Users and Tweets are stored in separate collections. With a typically implemented Apollo-Server backend, at a high level in pseudocode, it will do the following:

// 'users' resolver
users = fetchAllUsersFromDatabase()

// 'user' resolver
for user in users {
  
  // 'user.name' resolver
  return user.name

  // 'user.tweets' resolver
  tweets = fetchTweetsFromDatabase(userId: user._id)
  return tweets

}

This is a classic N+1 database query problem. Given 10 users, you’ll make 11 database queries.

If we knew ahead-of-time which users we needed to fetch tweets for, we could easily do this in two queries plus a server-side map+filter.

const users = db.users.find({});
const tweets = db.tweets.find({ userId: users.map(u => u._id) })
return _.map(users, (user) => ({ 
  name: user.name,
  tweets: _.filter(tweets, (tweet) => tweet.userId === user._id),
})

Moreover, if we also knew the fields ahead of time, we could save some bytes by doing a selection on the fields in the queries themselves:

const users = db.users.find({}, { _id: 1, name: 1 })
const tweets = db.tweets.find({ userId: users.map(u => u._id) }, { message: 1, userId: 1 });
return _.map(users, (user) => ({ 
  name: user.name,
  tweets: _.filter(tweets, (tweet) => tweet.userId === user._id),
})

This problem compounds with every additional nested edge your types implement on the graph.
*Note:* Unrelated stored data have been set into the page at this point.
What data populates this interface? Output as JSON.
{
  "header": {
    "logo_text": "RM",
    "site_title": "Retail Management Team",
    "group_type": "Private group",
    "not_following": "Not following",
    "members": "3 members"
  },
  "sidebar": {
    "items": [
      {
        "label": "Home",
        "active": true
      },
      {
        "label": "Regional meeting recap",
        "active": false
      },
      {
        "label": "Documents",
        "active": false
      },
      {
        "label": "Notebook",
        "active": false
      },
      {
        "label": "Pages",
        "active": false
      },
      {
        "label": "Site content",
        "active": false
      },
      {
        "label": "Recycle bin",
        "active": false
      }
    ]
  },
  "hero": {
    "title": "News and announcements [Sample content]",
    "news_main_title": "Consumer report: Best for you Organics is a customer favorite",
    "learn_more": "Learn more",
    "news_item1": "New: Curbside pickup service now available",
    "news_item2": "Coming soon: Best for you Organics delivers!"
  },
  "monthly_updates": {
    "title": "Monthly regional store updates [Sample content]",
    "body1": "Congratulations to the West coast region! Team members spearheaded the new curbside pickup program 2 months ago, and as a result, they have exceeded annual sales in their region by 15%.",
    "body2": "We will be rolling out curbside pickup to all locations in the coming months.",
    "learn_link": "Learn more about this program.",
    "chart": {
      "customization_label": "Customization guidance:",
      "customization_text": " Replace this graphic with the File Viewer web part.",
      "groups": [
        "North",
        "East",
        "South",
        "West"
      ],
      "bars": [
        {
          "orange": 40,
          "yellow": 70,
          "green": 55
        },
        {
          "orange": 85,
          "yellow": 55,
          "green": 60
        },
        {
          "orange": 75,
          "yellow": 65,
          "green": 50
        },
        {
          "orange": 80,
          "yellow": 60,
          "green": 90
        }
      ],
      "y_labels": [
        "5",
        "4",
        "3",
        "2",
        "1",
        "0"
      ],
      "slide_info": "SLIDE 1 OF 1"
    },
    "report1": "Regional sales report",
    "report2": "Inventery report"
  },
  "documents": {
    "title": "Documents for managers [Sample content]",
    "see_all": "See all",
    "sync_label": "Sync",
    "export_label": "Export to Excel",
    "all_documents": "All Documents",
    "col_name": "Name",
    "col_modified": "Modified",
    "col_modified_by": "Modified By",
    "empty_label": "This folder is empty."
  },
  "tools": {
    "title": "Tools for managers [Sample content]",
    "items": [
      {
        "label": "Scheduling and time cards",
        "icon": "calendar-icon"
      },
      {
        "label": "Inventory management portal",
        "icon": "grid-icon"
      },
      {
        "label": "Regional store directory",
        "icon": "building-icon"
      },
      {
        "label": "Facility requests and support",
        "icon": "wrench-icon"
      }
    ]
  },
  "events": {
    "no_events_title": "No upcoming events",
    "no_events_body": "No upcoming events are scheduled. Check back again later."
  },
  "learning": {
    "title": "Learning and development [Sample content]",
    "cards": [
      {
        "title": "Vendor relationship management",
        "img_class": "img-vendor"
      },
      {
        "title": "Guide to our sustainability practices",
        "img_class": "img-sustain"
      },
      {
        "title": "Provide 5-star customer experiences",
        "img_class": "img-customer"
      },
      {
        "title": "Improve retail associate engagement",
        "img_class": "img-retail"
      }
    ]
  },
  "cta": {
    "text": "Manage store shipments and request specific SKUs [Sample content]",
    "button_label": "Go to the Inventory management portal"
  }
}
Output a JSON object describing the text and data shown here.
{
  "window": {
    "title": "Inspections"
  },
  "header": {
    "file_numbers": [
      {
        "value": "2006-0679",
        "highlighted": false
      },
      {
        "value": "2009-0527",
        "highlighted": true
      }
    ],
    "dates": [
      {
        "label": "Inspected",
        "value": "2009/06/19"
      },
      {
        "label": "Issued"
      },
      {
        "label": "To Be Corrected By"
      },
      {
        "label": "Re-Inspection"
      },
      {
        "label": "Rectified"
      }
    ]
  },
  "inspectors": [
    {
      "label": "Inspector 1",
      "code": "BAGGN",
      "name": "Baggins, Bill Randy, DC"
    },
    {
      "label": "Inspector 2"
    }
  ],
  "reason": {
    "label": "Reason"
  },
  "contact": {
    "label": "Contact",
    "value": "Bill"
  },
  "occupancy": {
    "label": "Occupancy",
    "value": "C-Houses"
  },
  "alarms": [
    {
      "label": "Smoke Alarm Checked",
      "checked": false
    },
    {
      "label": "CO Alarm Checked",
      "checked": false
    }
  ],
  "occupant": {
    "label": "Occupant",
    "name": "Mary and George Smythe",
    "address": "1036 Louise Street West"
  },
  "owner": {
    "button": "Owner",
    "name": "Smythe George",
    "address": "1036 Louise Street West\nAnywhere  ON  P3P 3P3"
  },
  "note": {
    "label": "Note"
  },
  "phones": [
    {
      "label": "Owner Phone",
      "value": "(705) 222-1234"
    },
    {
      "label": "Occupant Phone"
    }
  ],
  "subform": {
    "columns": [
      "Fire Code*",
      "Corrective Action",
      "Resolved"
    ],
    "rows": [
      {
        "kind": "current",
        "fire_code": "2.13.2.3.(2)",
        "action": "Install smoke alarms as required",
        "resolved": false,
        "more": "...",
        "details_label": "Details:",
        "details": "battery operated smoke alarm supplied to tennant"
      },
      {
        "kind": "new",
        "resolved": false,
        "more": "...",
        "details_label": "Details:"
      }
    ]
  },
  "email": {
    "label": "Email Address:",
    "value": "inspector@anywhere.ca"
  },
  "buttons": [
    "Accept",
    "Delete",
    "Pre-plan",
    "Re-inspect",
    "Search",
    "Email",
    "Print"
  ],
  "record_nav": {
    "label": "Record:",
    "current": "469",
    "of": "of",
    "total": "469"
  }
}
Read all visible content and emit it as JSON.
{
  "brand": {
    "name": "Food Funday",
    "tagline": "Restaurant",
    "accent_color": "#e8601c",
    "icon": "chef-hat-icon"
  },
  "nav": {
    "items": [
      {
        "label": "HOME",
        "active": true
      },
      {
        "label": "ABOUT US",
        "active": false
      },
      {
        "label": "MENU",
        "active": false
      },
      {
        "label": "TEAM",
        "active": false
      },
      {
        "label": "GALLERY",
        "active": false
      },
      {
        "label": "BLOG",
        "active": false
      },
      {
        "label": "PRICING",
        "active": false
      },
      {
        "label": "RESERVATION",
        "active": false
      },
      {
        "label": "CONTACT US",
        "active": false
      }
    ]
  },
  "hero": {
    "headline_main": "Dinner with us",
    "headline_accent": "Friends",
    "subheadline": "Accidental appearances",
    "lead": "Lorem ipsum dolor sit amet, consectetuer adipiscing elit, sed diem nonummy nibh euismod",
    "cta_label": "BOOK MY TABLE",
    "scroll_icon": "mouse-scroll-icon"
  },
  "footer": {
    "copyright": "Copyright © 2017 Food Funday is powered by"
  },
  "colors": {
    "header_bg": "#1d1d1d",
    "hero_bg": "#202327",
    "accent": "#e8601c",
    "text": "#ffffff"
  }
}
Imagine Tweets draws an edge to Likes, which draws an edge to Users who liked the Tweet, all stored in separate collections or tables. The number of queries becomes exponential instantly.

1 Users Query --> A Users
  A Tweets Queries --> A*B Likes
    A*B Likes Queries --> A*B*C Users

A * B * C + 1 queries, to do something which could be trivially solved with 4 queries and some collection manipulation on the result. You could even do it in one query less trivially.

Because GraphQL allows users to sculpt queries however they wish, this isn’t just a theoretical problem; its a real security and operations issue that affects every GraphQL API. The common “solution” is to deploy query depth or complexity limiting. This destroys the power of GraphQL, adds unpredictable complexity to the usability of your API, and doesn’t even consistently solve the problem.

Are there any server-side GraphQL frameworks or libraries which make solving this easy? Or even possible? I haven’t seen any. This is either a fundamental problem with GraphQL or an opportunity to improve the server-side GraphQL landscape.